Inhale. Cough. A black plume of smoke escaped Mark’s lungs, only for him to instantly take another drag from his cigarette. “I can only hope he’s the Robert Johnson to their Devil then.”

“Two tricksters ripping each other off, but for kinky bedroom shenanigans instead? I can live with that. Maybe even pen a novel or two on the idea.”

“Jesus Christ.” Mark let out a quiet chuckle at the vivid image haunting his imagination, which forced his cigarette to tumble out from his mouth and between his knees. His eyes fixed on the glowing blue ball ahead—the third planet from the sun.
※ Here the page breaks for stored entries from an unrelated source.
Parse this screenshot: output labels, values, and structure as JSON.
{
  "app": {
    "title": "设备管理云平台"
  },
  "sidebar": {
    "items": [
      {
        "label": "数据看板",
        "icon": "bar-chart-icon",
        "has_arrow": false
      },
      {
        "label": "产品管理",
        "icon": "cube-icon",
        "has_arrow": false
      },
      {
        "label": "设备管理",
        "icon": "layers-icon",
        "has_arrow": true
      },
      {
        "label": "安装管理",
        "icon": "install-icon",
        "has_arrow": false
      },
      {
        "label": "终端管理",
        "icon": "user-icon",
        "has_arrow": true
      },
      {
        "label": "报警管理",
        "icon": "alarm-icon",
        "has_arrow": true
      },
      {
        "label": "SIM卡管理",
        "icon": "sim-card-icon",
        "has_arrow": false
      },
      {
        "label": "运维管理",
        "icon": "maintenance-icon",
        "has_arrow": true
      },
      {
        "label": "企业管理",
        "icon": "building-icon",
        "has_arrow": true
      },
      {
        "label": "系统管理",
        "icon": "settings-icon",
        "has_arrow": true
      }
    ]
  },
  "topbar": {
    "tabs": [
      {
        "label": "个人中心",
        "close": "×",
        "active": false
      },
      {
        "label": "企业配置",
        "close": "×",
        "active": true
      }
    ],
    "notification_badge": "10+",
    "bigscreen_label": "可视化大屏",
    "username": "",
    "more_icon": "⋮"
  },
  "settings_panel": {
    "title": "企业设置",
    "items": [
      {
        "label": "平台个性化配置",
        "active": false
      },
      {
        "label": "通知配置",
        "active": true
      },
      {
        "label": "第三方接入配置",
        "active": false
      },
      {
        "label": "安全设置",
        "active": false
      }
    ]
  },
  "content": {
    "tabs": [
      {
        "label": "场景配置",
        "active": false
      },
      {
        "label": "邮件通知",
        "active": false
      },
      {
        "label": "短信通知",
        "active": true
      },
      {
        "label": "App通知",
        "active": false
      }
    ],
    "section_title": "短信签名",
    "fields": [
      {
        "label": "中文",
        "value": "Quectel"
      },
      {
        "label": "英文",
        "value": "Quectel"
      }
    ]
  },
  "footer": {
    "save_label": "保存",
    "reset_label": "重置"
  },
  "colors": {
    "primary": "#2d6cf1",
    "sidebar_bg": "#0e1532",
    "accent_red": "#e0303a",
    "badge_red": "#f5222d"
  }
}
Earth. Just as homely as the rest spread across the multiverse.

Silence reigned as a sense of melancholy spread into his soul, and he idly thumbed at his radio until the mournful serenade of a blues song filtered into his ears. Soon enough, the leers of immortal alicorns were replaced by hot summer nights and cheap motels.

“Mark?”

He blinked.

White. Fast. Utilitarian. It streaked across the empty darkness like a shooting star, beelining directly toward their trajectory.

“Is that-


“-a fucking van?” the missile sputtered.

Not a moment later, an unstoppable object collided with the embodiment of the largest military-industrial complex on earth, and a morbillion weebs cried out in horror.